My first thought when seeing all my threads posted here was YIKES! I am one sorry person! Then the other side of me said, "Well, there must be a reason you're here, so just chill out."
I'm sorry you have had to go back and revisit my threads. Sorry because if you feel a need to do that, I know this must not be sitting well with you.
Respect is a 2 way street. And although it is tempting to feel like the person who caused this all to happen, there is probably a good chance that he wasn't respectful of you either. Don't be tempted to figure that out, because you'll eventually figure out it's a chicken-egg scenario. Quite unhelpful.
I continually find new books that give me insight on me, him, and our dynamics.

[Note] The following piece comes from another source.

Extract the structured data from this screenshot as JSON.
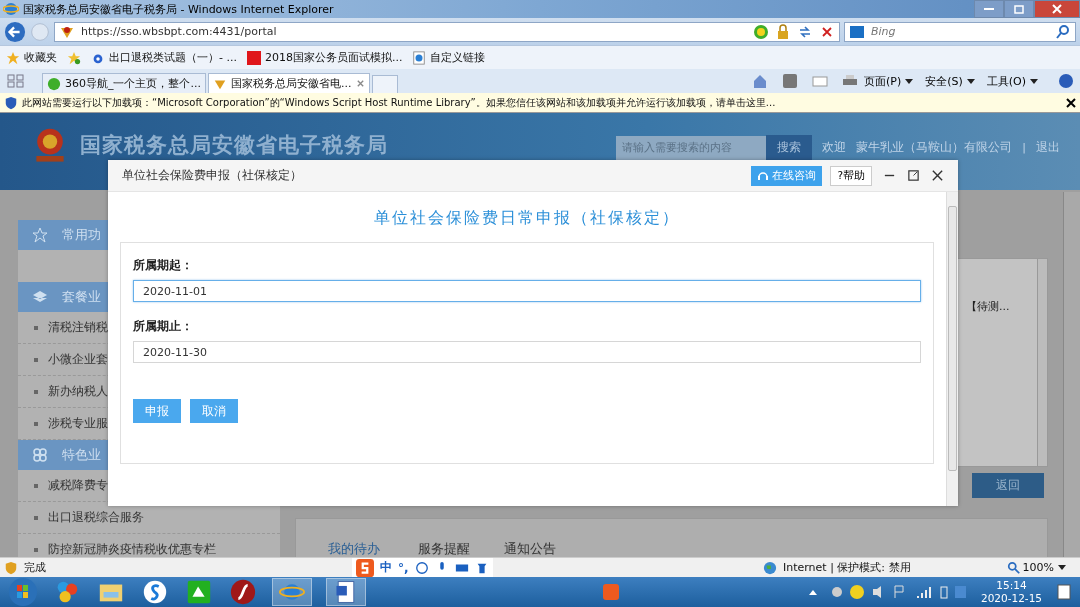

The most recent one I read has been extremely enlightening... it was recommended to me by another BB poster, called Wild at Heart by John Eldredge.
The book is about masculinity. And I felt really awful when I finished it. I might not have thrown the first stone at Mr. W. (or even the 2nd or 3rd), but I certainly had my fair share of potshots to add to the damage. I feel an awful lot of shame about it. However, I can only change how I act from here on out.
Happily, since the early days of our separation (we're nearing 16 months next week), I have worked on that very issue... and he's noticed it. It's not for naught, friend.
I'll happily recommend it to you because it's an eye opener.
Cheerio!
Betsey
"There are only 2 ways to live your life. One is as though nothing is a miracle. The other is as though everything is a miracle."